Il ne se passe pas une quinzaine sans que la Cour de cassation ne nous livre une dernière décision concernant l'égalité entre les salariés. C'est, cette fois-ci, en matière de non-discrimination syndicale qu'un arrêt rendu par la Chambre sociale, le 17 octobre 2006, illustre les difficultés d'application du principe contenu à l'article L. 412-2 du Code du travail (N° Lexbase : L6327ACC). L'implication syndicale d'un salarié peut, en effet, le rendre moins performant que l'un de ses camarades non syndiqué ; c'est alors sur le constat objectif de cette seule considération que le salarié syndiqué pourra valablement ne pas être promu (I). Mais si l'employeur s'avise de sous-entendre que ce sont les activités syndicales du salarié qui expliquent ses moindres performances, alors il sera sanctionné (II).
Résumé

Constitue des éléments objectifs de nature à justifier une différence de classification et de rémunération la procédure de promotions internes soumise à une procédure conventionnelle de reconnaissance des compétences par un jury indépendant.

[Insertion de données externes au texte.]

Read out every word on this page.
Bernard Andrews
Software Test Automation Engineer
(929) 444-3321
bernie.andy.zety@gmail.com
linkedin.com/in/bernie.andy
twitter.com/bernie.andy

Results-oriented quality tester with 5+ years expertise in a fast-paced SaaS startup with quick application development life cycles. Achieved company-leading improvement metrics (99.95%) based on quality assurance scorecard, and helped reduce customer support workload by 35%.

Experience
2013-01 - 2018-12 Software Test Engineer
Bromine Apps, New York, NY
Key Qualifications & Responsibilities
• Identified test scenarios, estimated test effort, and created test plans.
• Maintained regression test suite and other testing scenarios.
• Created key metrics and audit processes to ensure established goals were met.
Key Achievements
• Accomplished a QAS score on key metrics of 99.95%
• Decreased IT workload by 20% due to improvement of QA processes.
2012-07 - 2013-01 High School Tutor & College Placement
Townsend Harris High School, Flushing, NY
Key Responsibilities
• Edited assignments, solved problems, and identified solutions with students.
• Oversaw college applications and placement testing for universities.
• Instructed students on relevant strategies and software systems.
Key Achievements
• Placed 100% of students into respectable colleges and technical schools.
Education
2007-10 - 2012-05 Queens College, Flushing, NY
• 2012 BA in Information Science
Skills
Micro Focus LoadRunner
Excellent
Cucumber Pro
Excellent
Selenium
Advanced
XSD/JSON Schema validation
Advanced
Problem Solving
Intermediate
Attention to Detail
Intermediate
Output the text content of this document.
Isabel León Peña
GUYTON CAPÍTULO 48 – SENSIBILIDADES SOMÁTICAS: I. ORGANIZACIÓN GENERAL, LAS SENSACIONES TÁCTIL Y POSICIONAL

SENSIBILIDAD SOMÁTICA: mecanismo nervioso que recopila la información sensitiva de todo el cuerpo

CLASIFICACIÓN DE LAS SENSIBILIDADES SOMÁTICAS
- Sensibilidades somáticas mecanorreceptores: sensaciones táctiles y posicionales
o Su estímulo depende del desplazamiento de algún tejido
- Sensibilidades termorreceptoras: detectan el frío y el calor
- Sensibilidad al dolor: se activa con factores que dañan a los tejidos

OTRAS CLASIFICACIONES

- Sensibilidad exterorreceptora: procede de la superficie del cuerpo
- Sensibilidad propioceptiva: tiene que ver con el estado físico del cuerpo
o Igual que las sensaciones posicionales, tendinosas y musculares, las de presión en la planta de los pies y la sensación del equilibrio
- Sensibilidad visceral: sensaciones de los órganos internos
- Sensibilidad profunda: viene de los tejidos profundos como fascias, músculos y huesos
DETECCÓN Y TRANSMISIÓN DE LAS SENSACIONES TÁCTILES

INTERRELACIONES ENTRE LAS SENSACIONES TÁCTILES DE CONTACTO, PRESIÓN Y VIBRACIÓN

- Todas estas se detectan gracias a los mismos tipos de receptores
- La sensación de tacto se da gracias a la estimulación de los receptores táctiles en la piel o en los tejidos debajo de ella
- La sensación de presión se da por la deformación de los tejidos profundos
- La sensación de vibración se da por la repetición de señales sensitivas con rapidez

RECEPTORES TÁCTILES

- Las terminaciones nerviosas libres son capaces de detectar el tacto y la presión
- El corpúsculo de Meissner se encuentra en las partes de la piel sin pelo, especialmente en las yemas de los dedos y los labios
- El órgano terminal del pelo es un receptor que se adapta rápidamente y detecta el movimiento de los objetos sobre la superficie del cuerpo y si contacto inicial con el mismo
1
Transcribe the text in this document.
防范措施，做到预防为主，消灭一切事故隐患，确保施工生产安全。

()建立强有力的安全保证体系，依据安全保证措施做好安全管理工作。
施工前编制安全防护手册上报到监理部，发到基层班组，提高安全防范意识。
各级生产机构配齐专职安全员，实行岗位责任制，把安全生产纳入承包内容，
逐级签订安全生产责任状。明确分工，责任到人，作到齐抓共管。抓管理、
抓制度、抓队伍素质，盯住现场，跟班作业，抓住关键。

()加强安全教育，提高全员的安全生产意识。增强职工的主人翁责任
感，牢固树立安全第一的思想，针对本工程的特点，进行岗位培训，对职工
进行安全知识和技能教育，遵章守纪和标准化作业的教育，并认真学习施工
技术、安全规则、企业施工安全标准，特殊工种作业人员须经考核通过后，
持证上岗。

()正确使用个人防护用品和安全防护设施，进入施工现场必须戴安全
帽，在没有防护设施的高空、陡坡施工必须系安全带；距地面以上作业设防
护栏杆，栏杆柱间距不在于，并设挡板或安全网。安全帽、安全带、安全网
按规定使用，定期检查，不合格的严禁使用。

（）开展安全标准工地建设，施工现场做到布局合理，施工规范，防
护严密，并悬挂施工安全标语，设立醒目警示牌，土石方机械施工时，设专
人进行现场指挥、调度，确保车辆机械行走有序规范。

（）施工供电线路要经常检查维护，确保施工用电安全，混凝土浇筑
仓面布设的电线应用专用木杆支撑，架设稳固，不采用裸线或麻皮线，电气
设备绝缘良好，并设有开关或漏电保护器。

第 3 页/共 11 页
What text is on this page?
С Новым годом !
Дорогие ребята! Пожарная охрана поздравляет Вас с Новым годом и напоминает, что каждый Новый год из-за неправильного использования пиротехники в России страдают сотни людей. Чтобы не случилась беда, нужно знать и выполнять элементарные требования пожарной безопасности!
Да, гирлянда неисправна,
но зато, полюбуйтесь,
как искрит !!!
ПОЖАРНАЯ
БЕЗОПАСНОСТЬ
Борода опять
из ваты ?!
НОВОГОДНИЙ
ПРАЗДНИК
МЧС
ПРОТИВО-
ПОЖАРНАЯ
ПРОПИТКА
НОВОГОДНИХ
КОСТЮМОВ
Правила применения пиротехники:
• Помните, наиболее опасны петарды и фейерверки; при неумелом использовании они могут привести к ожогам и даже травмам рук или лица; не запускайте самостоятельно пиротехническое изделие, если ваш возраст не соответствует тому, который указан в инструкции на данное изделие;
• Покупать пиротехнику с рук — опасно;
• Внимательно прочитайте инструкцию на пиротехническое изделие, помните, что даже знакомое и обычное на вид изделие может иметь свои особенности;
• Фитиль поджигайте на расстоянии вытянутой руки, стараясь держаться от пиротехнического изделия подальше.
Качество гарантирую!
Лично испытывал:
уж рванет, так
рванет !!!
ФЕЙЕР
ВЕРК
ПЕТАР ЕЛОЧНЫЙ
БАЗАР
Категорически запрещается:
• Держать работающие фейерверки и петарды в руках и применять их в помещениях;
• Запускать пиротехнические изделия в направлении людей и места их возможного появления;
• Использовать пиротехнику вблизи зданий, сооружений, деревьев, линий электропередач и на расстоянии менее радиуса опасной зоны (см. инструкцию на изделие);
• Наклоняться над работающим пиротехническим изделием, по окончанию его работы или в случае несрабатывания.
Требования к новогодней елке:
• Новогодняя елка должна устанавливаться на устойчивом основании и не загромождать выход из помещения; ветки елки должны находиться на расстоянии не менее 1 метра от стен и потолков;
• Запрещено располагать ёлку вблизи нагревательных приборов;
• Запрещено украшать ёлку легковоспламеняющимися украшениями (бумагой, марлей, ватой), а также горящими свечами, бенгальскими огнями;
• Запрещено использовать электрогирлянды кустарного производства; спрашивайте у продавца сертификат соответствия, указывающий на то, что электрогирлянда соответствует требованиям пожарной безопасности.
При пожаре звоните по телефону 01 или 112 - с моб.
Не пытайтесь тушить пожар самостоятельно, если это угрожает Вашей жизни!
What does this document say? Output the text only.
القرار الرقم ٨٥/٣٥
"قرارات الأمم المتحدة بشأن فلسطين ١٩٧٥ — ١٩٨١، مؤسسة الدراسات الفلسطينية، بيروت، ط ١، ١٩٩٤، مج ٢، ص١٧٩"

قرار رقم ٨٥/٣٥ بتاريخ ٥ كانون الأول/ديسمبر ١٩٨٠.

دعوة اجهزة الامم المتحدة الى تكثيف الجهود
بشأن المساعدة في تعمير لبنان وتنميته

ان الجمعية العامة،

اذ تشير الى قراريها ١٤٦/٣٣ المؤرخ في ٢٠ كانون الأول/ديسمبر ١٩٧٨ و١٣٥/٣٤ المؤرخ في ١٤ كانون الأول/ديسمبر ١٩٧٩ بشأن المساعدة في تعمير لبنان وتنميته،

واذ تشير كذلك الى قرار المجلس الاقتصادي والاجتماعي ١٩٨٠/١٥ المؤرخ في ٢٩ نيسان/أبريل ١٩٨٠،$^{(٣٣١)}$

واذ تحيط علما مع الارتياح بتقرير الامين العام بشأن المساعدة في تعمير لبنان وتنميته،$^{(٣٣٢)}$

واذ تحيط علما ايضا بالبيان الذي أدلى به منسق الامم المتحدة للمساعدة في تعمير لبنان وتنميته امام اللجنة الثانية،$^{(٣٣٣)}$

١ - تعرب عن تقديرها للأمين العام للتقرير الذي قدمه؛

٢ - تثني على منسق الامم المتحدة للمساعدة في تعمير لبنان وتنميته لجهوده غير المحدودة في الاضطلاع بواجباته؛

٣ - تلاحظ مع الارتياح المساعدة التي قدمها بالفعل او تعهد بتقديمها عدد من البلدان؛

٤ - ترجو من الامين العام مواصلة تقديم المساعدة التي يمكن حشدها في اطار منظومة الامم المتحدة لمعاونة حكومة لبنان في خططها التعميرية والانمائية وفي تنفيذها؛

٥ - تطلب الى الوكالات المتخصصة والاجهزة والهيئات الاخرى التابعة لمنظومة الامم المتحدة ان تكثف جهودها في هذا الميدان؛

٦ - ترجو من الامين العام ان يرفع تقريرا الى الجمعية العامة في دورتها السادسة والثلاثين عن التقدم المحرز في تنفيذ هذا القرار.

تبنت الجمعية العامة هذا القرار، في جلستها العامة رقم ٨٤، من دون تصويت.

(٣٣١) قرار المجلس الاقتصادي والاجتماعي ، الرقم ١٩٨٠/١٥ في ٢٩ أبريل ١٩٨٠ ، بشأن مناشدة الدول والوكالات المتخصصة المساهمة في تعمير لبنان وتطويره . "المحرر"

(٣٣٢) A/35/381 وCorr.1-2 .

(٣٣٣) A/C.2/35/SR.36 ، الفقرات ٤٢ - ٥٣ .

Constitue une discrimination syndicale le fait de prendre en considération les activités syndicales d'un salarié lors d'une évaluation professionnelle.


Décision

Cass. soc., 17 octobre 2006, n° 05-40.393, M. Olivier Leleu c/ Société France Télécom, F-P+B (N° Lexbase : A9701DRQ)

Cassation partielle (cour d'appel de Grenoble, 17 novembre 2004)

Textes concernés et visés : principe à travail égal salaire égal ; C. trav., art. L. 412-2 (N° Lexbase : L6327ACC)

Mots-clés : principe "à travail égal, salaire égal" ; différence de rémunération ; justification ; procédure de promotion interne ; principe de non-discrimination syndicale ; éléments constitutifs ; prise en compte directe des activités syndicales lors des évaluations professionnelles.

Lien base :


Faits

1. M. Leleu a été engagé par la société France Télécom, le 14 mai 1998, en qualité d'opérateur technique, niveau II-I de la classification interne de l'entreprise.

S'estimant l'objet de discrimination, il a saisi la juridiction prud'homale.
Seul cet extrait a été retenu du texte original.